World Premiere of Follow Suit — music by Griffin Candey, libretto by Emily Anderson
Cast: Kathryn Frady and Morgan Smith
Stage Director: Matthew Haney
Conductor: Griffin Candey
Windows on the Park Lounge in Holiday Inn World’s Fair Park
Friday and Saturday, March 9 and 10, 8:00 PM
Tickets
When Marble City Opera sprang to life in May 2013, few could have envisioned that five years later it would have defined the sub-genre of chamber opera performance in Knoxville. Over those five years, the organization has also embraced eclecticism in its choice of works and performance spaces—from notable and familiar 20th Century works like Menotti’s Amahl and the Night Visitors in a church nave, to non-traditional venues for familiar 19th Century works like La Traviata performed at Westwood, to an all-female version of La Bohème in a nightclub, and to contemporary works like The Stronger and Amelia Lost.
Part of MCO’s mission is also giving life to brand new chamber operas. That mission has driven their next production, the world premiere of Follow Suit by composer Griffin Candey and librettist Emily Anderson. Once again, MCO has gravitated to a reality-based venue in which singers and audience are intermingled in the same space—the Lounge at Windows on the Park at the Holiday Inn World’s Fair Park.
Appropriately, Follow Suit is set in a hotel bar and the two characters are Jo, the bartender, sung by soprano and Marble City Opera artistic director Kathryn Frady, and a sole customer, Hixon, sung by baritone Morgan Smith. From MCO’s plot synopsis:
“A comic wedding-centric romp set in a hotel bar. A lone bartender (Jo) serves a lone man (Hixon) who seems to be separating himself from something. Through their flash-in-the-pan interaction, we draw out both the backstory of each of them Jo still very much reeling from having cancelled her own wedding, and Hixon facing down his apprehension about long term relationships and the foolish, selfish trends that surround the modern wedding. Who is a wedding for? What do we hold onto for tradition’s sake, and what do we hold onto because others demand it? Full of both tongue-in-cheek energy and genuine self-reflection, Follow Suit stands true to one central theme: no one can tell you that there’s right way to live your life.”
Follow Suit is the second MCO production featuring a Griffin Candey score, the first being Sweets By Kate from 2016. Following that production, Frady introduced Emily Anderson to Candey and the pair began talking about the idea of collaborating on an opera for MCO.
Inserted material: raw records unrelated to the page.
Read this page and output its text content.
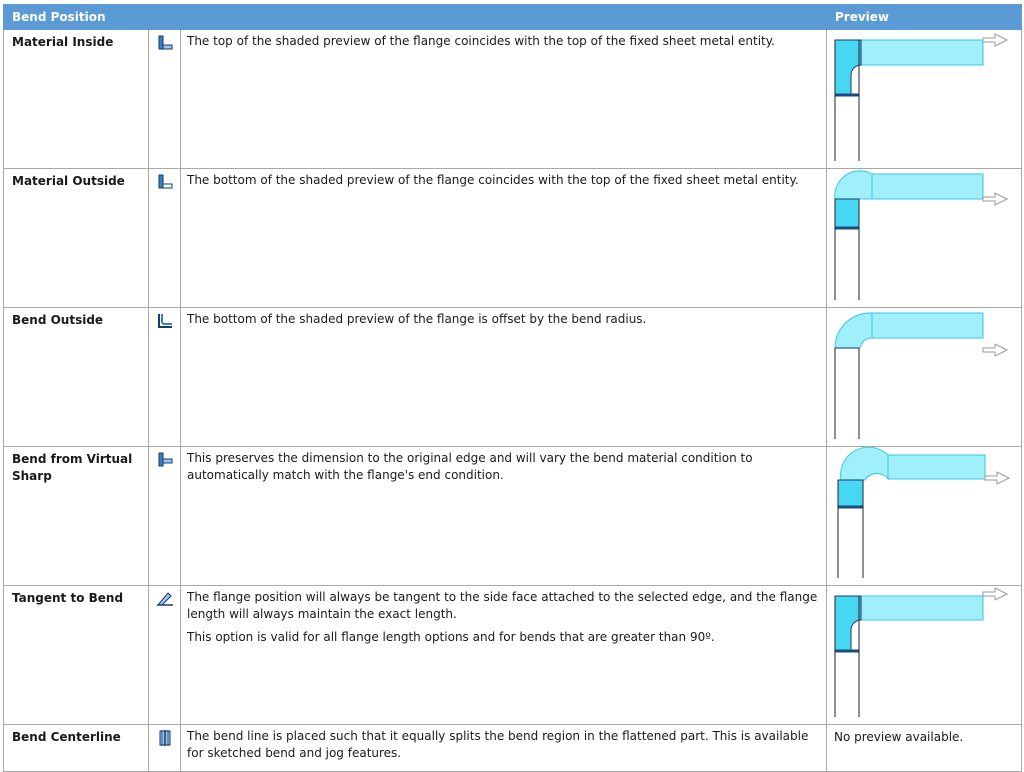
Bend Position			Preview
Material Inside		The top of the shaded preview of the flange coincides with the top of the fixed sheet metal entity.

Material Outside		The bottom of the shaded preview of the flange coincides with the top of the fixed sheet metal entity.

Bend Outside		The bottom of the shaded preview of the flange is offset by the bend radius.

Bend from Virtual Sharp		This preserves the dimension to the original edge and will vary the bend material condition to automatically match with the flange's end condition.

Tangent to Bend		The flange position will always be tangent to the side face attached to the selected edge, and the flange length will always maintain the exact length.

This option is valid for all flange length options and for bends that are greater than 90º.

Bend Centerline		The bend line is placed such that it equally splits the bend region in the flattened part. This is available for sketched bend and jog features.	No preview available.
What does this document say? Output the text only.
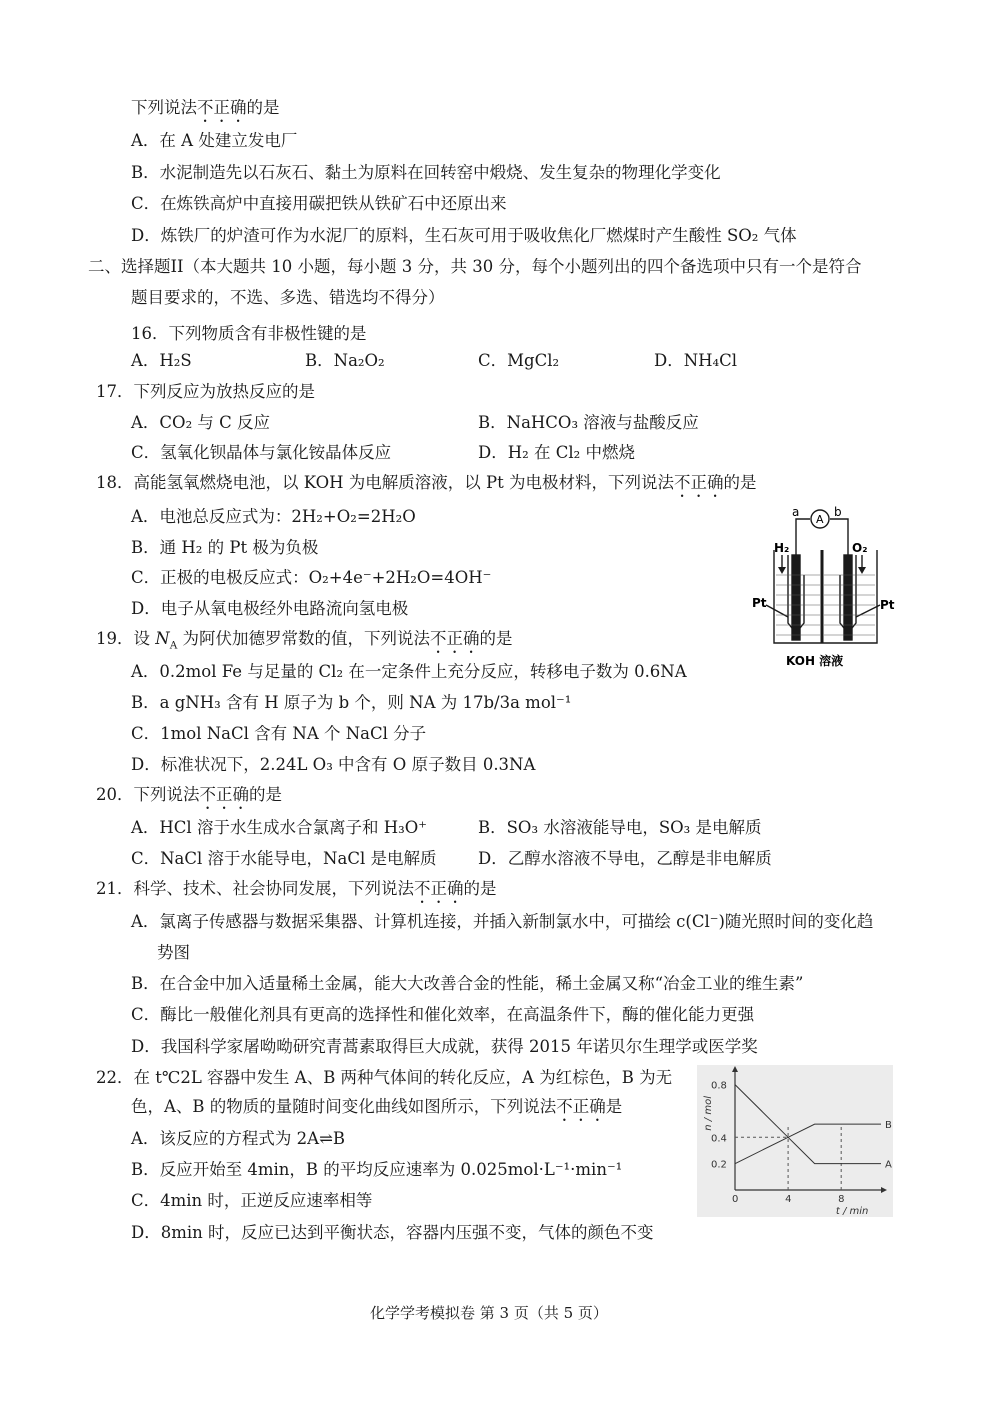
下列说法不正确的是
A．在 A 处建立发电厂
B．水泥制造先以石灰石、黏土为原料在回转窑中煅烧、发生复杂的物理化学变化
C．在炼铁高炉中直接用碳把铁从铁矿石中还原出来
D．炼铁厂的炉渣可作为水泥厂的原料，生石灰可用于吸收焦化厂燃煤时产生酸性 SO₂ 气体
二、选择题II（本大题共 10 小题，每小题 3 分，共 30 分，每个小题列出的四个备选项中只有一个是符合
题目要求的，不选、多选、错选均不得分）
16．下列物质含有非极性键的是
A．H₂S	B．Na₂O₂	C．MgCl₂	D．NH₄Cl
17．下列反应为放热反应的是
A．CO₂ 与 C 反应	B．NaHCO₃ 溶液与盐酸反应
C．氢氧化钡晶体与氯化铵晶体反应	D．H₂ 在 Cl₂ 中燃烧
18．高能氢氧燃烧电池，以 KOH 为电解质溶液，以 Pt 为电极材料，下列说法不正确的是
A．电池总反应式为：2H₂+O₂=2H₂O
B．通 H₂ 的 Pt 极为负极
C．正极的电极反应式：O₂+4e⁻+2H₂O=4OH⁻
D．电子从氧电极经外电路流向氢电极
a	b
A
H₂	O₂
Pt	Pt
KOH 溶液
19．设 $N_A$ 为阿伏加德罗常数的值，下列说法不正确的是
A．0.2mol Fe 与足量的 Cl₂ 在一定条件上充分反应，转移电子数为 0.6NA
B．a gNH₃ 含有 H 原子为 b 个，则 NA 为 17b/3a mol⁻¹
C．1mol NaCl 含有 NA 个 NaCl 分子
D．标准状况下，2.24L O₃ 中含有 O 原子数目 0.3NA
20．下列说法不正确的是
A．HCl 溶于水生成水合氯离子和 H₃O⁺	B．SO₃ 水溶液能导电，SO₃ 是电解质
C．NaCl 溶于水能导电，NaCl 是电解质	D．乙醇水溶液不导电，乙醇是非电解质
21．科学、技术、社会协同发展，下列说法不正确的是
A．氯离子传感器与数据采集器、计算机连接，并插入新制氯水中，可描绘 c(Cl⁻)随光照时间的变化趋
势图
B．在合金中加入适量稀土金属，能大大改善合金的性能，稀土金属又称“冶金工业的维生素”
C．酶比一般催化剂具有更高的选择性和催化效率，在高温条件下，酶的催化能力更强
D．我国科学家屠呦呦研究青蒿素取得巨大成就，获得 2015 年诺贝尔生理学或医学奖
22．在 t℃2L 容器中发生 A、B 两种气体间的转化反应，A 为红棕色，B 为无
色，A、B 的物质的量随时间变化曲线如图所示，下列说法不正确是
A．该反应的方程式为 2A⇌B
B．反应开始至 4min，B 的平均反应速率为 0.025mol·L⁻¹·min⁻¹
C．4min 时，正逆反应速率相等
D．8min 时，反应已达到平衡状态，容器内压强不变，气体的颜色不变
0.2
0.4
0.8
0	4	8
A
B
n / mol
t / min
化学学考模拟卷 第 3 页（共 5 页）
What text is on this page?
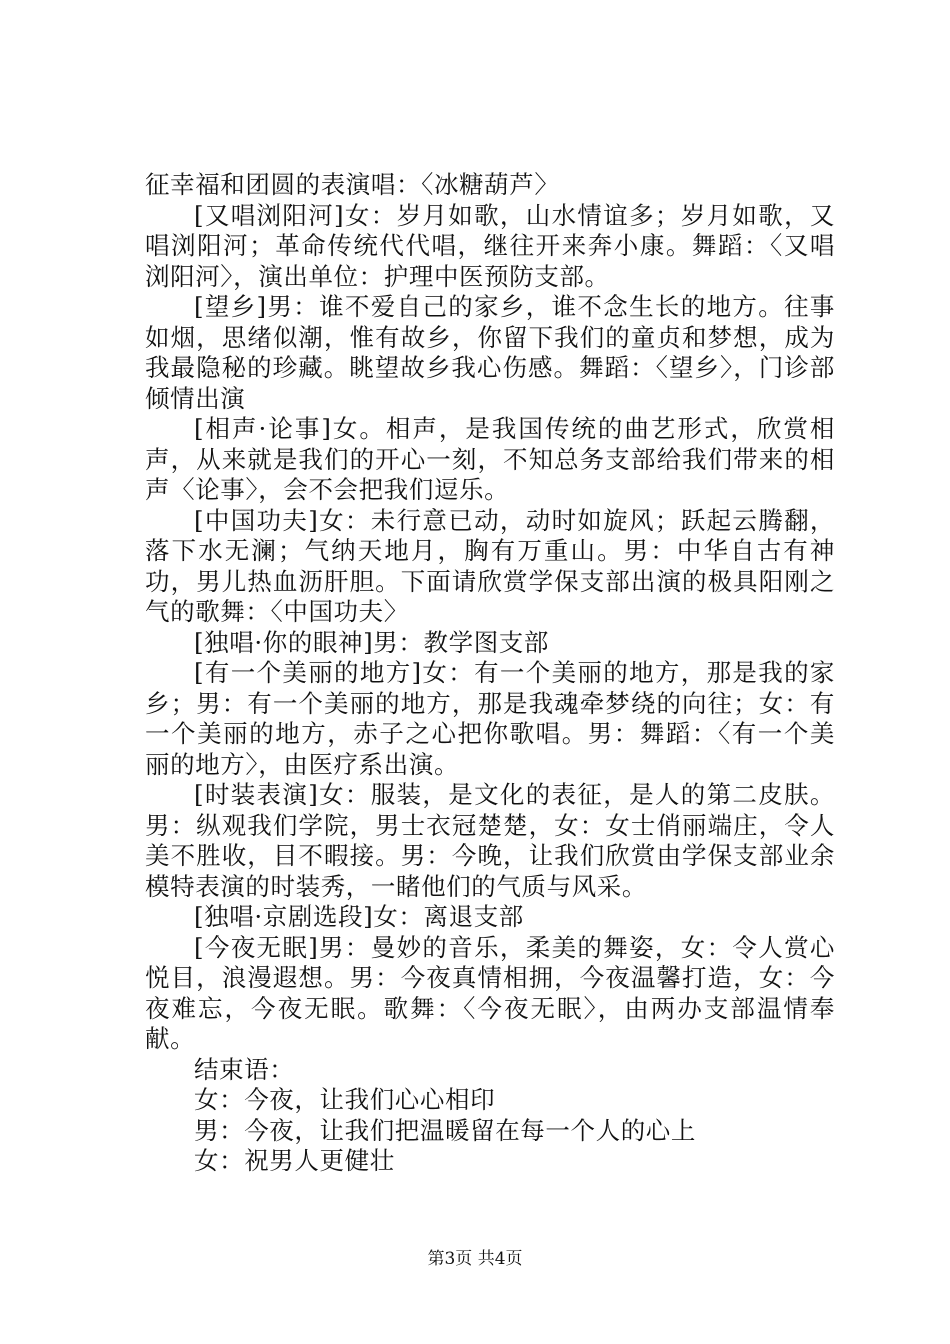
征幸福和团圆的表演唱：〈冰糖葫芦〉

[又唱浏阳河]女：岁月如歌，山水情谊多；岁月如歌，又唱浏阳河；革命传统代代唱，继往开来奔小康。舞蹈：〈又唱浏阳河〉，演出单位：护理中医预防支部。

[望乡]男：谁不爱自己的家乡，谁不念生长的地方。往事如烟，思绪似潮，惟有故乡，你留下我们的童贞和梦想，成为我最隐秘的珍藏。眺望故乡我心伤感。舞蹈：〈望乡〉，门诊部倾情出演

[相声·论事]女。相声，是我国传统的曲艺形式，欣赏相声，从来就是我们的开心一刻，不知总务支部给我们带来的相声〈论事〉，会不会把我们逗乐。

[中国功夫]女：未行意已动，动时如旋风；跃起云腾翻，落下水无澜；气纳天地月，胸有万重山。男：中华自古有神功，男儿热血沥肝胆。下面请欣赏学保支部出演的极具阳刚之气的歌舞：〈中国功夫〉

[独唱·你的眼神]男：教学图支部

[有一个美丽的地方]女：有一个美丽的地方，那是我的家乡；男：有一个美丽的地方，那是我魂牵梦绕的向往；女：有一个美丽的地方，赤子之心把你歌唱。男：舞蹈：〈有一个美丽的地方〉，由医疗系出演。

[时装表演]女：服装，是文化的表征，是人的第二皮肤。男：纵观我们学院，男士衣冠楚楚，女：女士俏丽端庄，令人美不胜收，目不暇接。男：今晚，让我们欣赏由学保支部业余模特表演的时装秀，一睹他们的气质与风采。

[独唱·京剧选段]女：离退支部

[今夜无眠]男：曼妙的音乐，柔美的舞姿，女：令人赏心悦目，浪漫遐想。男：今夜真情相拥，今夜温馨打造，女：今夜难忘，今夜无眠。歌舞：〈今夜无眠〉，由两办支部温情奉献。

结束语：

女：今夜，让我们心心相印

男：今夜，让我们把温暖留在每一个人的心上

女：祝男人更健壮

第3页 共4页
“The original idea was Griffin’s,” explains Frady. “Since his bar-tending days in college, he had wanted to see an opera based on the human drama that takes place in a hotel bar where guests gather during the photography session of a big wedding. Emily started with that setting and created Jo and Hixon. As they tell their stories, a host of other characters we don’t see come to life. When Emily started writing, she didn’t know what the plot would be or the outcome. The double love stories developed pretty much on their own, as did the happy ending.”
Since Marble City Opera doesn’t have their own theatre, the choice of performance space becomes part of the experience. “This opera is tailored to that idea,” Frady says, “all the way down to the ensemble we chose—Piano, Clarinet, and Cello. I wanted the ensemble to be small enough to fit easily into a bar, but also be a combination that you might actually see in a hotel bar. I even went as far to ask Griffin to compose music for the ensemble that could be played as guests arrive into the space, as to really immerse the audience into the story.”
Candey’s previous score for Sweets By Kate featured an intriguing melodic and textural complexity, something that promises to be the case with Follow Suit.
“Textures are really meant to highlight the different characters that we see and hear about in the opera,” explains Candey. “…the main characters that we see, as well as the whole coterie of clambering family members and priests and everyone else who have their hands in this wedding, some of whom want to make it all about them.”
“Jo’s music is very fast,” offers Frady, “and even has what Griffin is calling a patter aria, which is an unusual opportunity for a soprano. There is a lot of text which Griffin sets in the rhythm and notes very well, but it is very fast. The opera is challenging to sing because it sits in the passaggio [transition between registers] for a lot of the music … It is also wonderful working with such a talented singer and musician like Morgan Smith, who is very precise in his attention to detail.”
It seems Smith’s attention to detail has plenty to work with in Follow Suit.
“It is challenging for a composer and librettist to get the audience laughing about a subject as serious as marriage,” says Smith. “The subject seems to be where all of our fears and insecurities intersect. Jo and Hixon give voice to these fears, while conjuring the stereotypes and the ridiculous aspects of the institution, and the ceremony surrounding it. Something truly special about their interaction is that they are complete strangers, “scared as hell,” and yet they open up and express their deepest vulnerabilities to each other.”